Выключила весь свет, кроме одного торшера в углу, с глухим абажуром (чтобы все-таки видел меня), разделась, встала перед ним, руки закинула, поправляя волосы.

Он издал что-то вроде рычания, скинул халат и набросился на меня.

Каждая женщина думает о себе: уж меня-то не изнасилуют. Не смогут.

Нет, то есть бывают случаи, когда нож к горлу или пистолет. Но я всегда недоумевала, как это можно дать себя кому-то против своей воли, если он не преступный насильник с пистолетом, а просто лезет напролом? Каким бы он ни был сильным и большим, у тебя есть локти, ногти, коленки, зубы, царапайся, кусайся, бей его коленками в уязвимые места.

На практике оказалось иначе.

Как только он повалил меня, вдруг накатила тошнотворная волна отвращения, и я начала отбиваться. Он опять зарычал (похоже, от предвкушения). Не успела я пустить в ход ни коленки, ни ногти, ни локти, ни зубы. Руки оказались завернуты на спину и придавлены двумя телами — его и моим; беспомощные коленки он с такой силой раздвигал своими лапами, будто хотел разломить меня; жаждущие зубы грызли воздух, потому что мое лицо он своротил набок своей мощной мордой, прижал к подушке.
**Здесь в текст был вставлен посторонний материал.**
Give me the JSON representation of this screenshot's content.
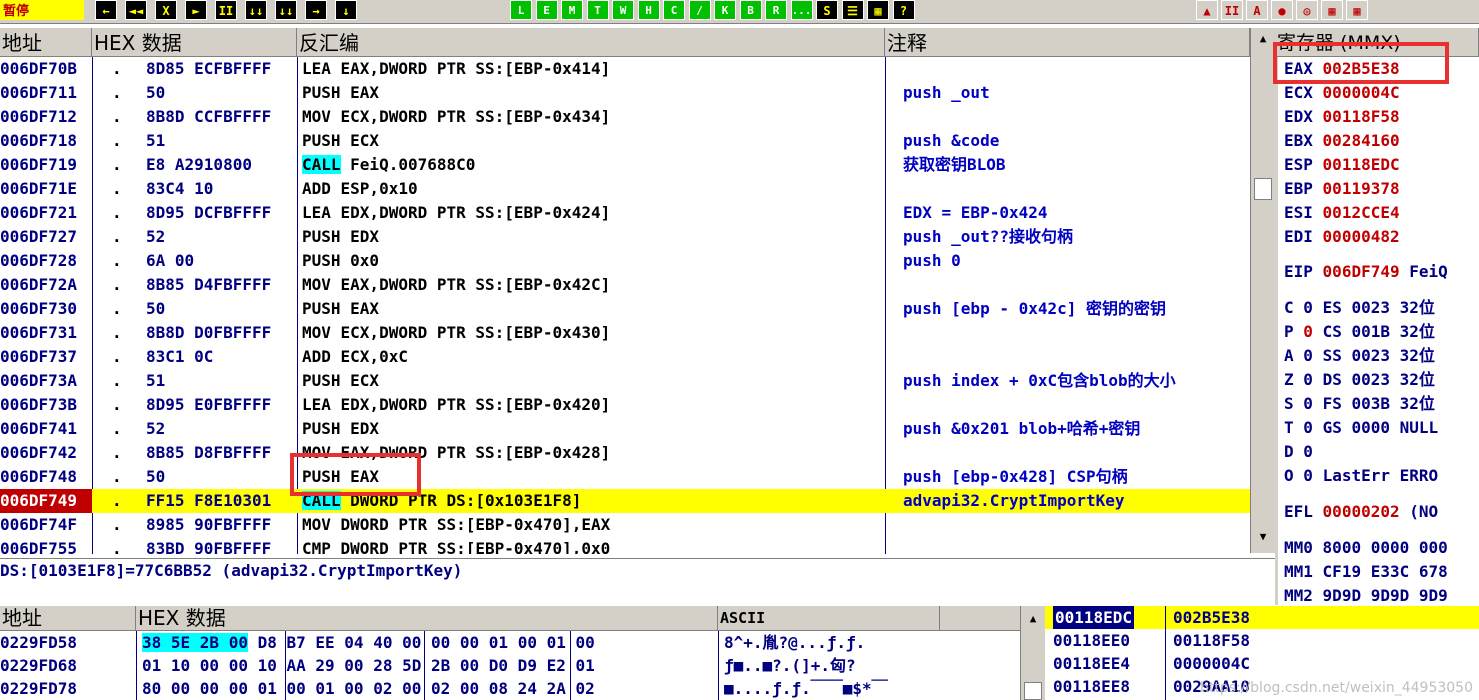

Говорят, есть женщины, от подобного насилия даже впадающие в экстаз.

Я оказалась не из таких.

Правда, когда он освободил мои руки и колени и я могла начать сопротивляться, смысла в этом уже не было.

Я думала, он выскажет претензии: сама заманила, а потом кочевряжится. Но он, наверное, просто принял все за хитроумную тактику хитроумной гетеры (во, блин, какие слова на ум идут!), которая сопротивлением возбуждает партнера.
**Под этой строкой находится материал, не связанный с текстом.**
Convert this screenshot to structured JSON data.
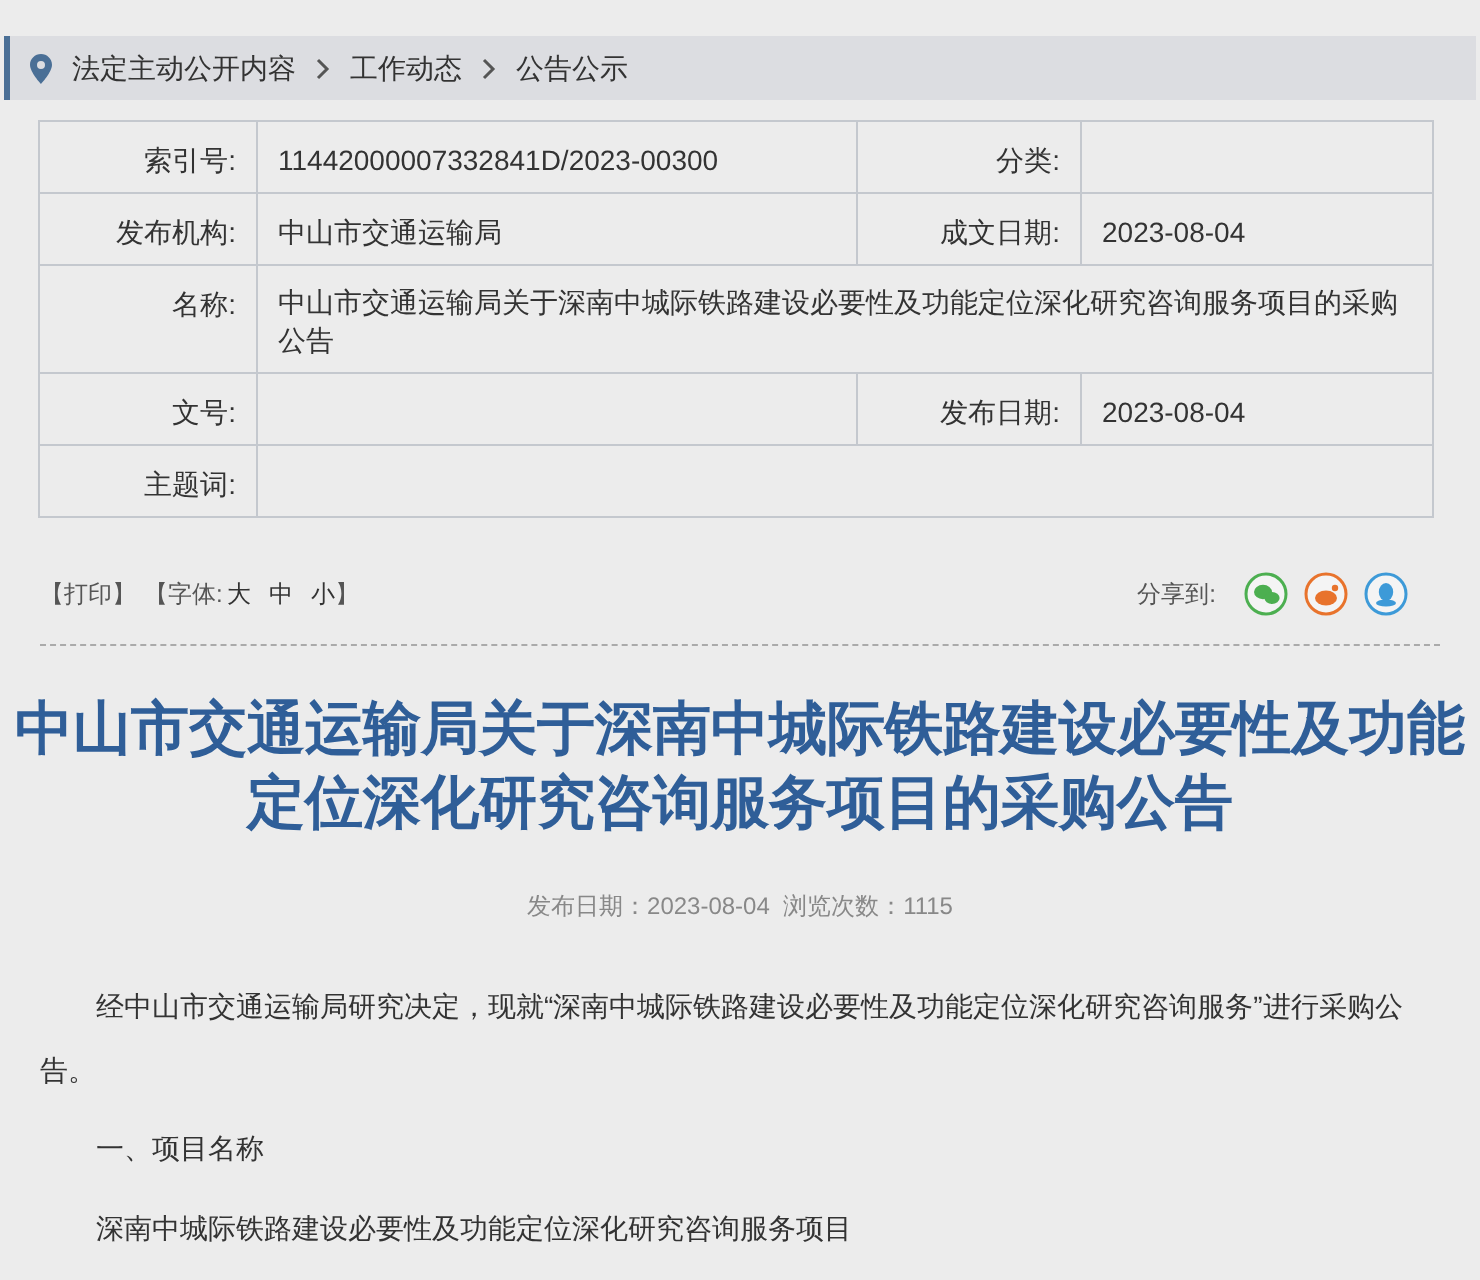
{
  "breadcrumb": [
    "法定主动公开内容",
    "工作动态",
    "公告公示"
  ],
  "meta_table": {
    "rows": [
      {
        "kind": "pair",
        "cells": [
          {
            "label": "索引号:",
            "value": "11442000007332841D/2023-00300"
          },
          {
            "label": "分类:"
          }
        ]
      },
      {
        "kind": "pair",
        "cells": [
          {
            "label": "发布机构:",
            "value": "中山市交通运输局"
          },
          {
            "label": "成文日期:",
            "value": "2023-08-04"
          }
        ]
      },
      {
        "kind": "wide",
        "cells": [
          {
            "label": "名称:",
            "value": "中山市交通运输局关于深南中城际铁路建设必要性及功能定位深化研究咨询服务项目的采购公告"
          }
        ]
      },
      {
        "kind": "pair",
        "cells": [
          {
            "label": "文号:"
          },
          {
            "label": "发布日期:",
            "value": "2023-08-04"
          }
        ]
      },
      {
        "kind": "wide",
        "cells": [
          {
            "label": "主题词:"
          }
        ]
      }
    ]
  },
  "toolbar": {
    "print": "【打印】",
    "font_label": "【字体:",
    "font_sizes": [
      "大",
      "中",
      "小"
    ],
    "font_close": "】",
    "share_label": "分享到:",
    "share": [
      {
        "kind": "wechat",
        "color": "#4caf50"
      },
      {
        "kind": "weibo",
        "color": "#e8732c"
      },
      {
        "kind": "qq",
        "color": "#3d9ad8"
      }
    ]
  },
  "article": {
    "title": "中山市交通运输局关于深南中城际铁路建设必要性及功能定位深化研究咨询服务项目的采购公告",
    "meta": "发布日期：2023-08-04  浏览次数：1115",
    "paragraphs": [
      {
        "kind": "indent",
        "text": "经中山市交通运输局研究决定，现就“深南中城际铁路建设必要性及功能定位深化研究咨询服务”进行采购公告。"
      },
      {
        "kind": "heading",
        "text": "一、项目名称"
      },
      {
        "kind": "heading",
        "text": "深南中城际铁路建设必要性及功能定位深化研究咨询服务项目"
      }
    ]
  }
}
Недаром же он, удовлетворенный, одобрительно похлопал меня по щечке:

— У-у-у, тигрица!

И, слава богу, вскоре захрапел.

Я не меньше часа простояла под душем, потом оделась — полностью, скукожилась на краешке и полночи проплакала.

Вот уж теперь я точно стерва, думала я. Окончательная.


Мне даже захотелось посмотреть, что это слово у Даля означает. Дома я достала словарь, нашла, прочитала: «СТЕРВА ж., стерво. Падаль, мертвечина, дохлятина…» Современного значения у слова не было.

Падаль, думала я. Очень точно. Упавшая.

Но мертвечина — нет.

Дохлятина — нет!

Нет, блин, я хочу еще жить, я буду счастливой наперекор всему! — и даже наперекор себе!


Но сказать легче, чем сделать.

На меня напала хандра. Я приняла ее как реакцию на бурные события последнего времени. Можно было бы взять отпуск или просто неделю за свой счет. Отдохнуть.

Но как отдохнуть, где?

Ехать я никуда не хотела.

Сидеть дома (лежать) и читать книги? Не хотела.

Станет только хуже.

Наоборот, надо занять себя работой, работой и работой.

Антон знал о том, что произошло со мной (то есть с моим сыном), и несколько дней не тревожил меня.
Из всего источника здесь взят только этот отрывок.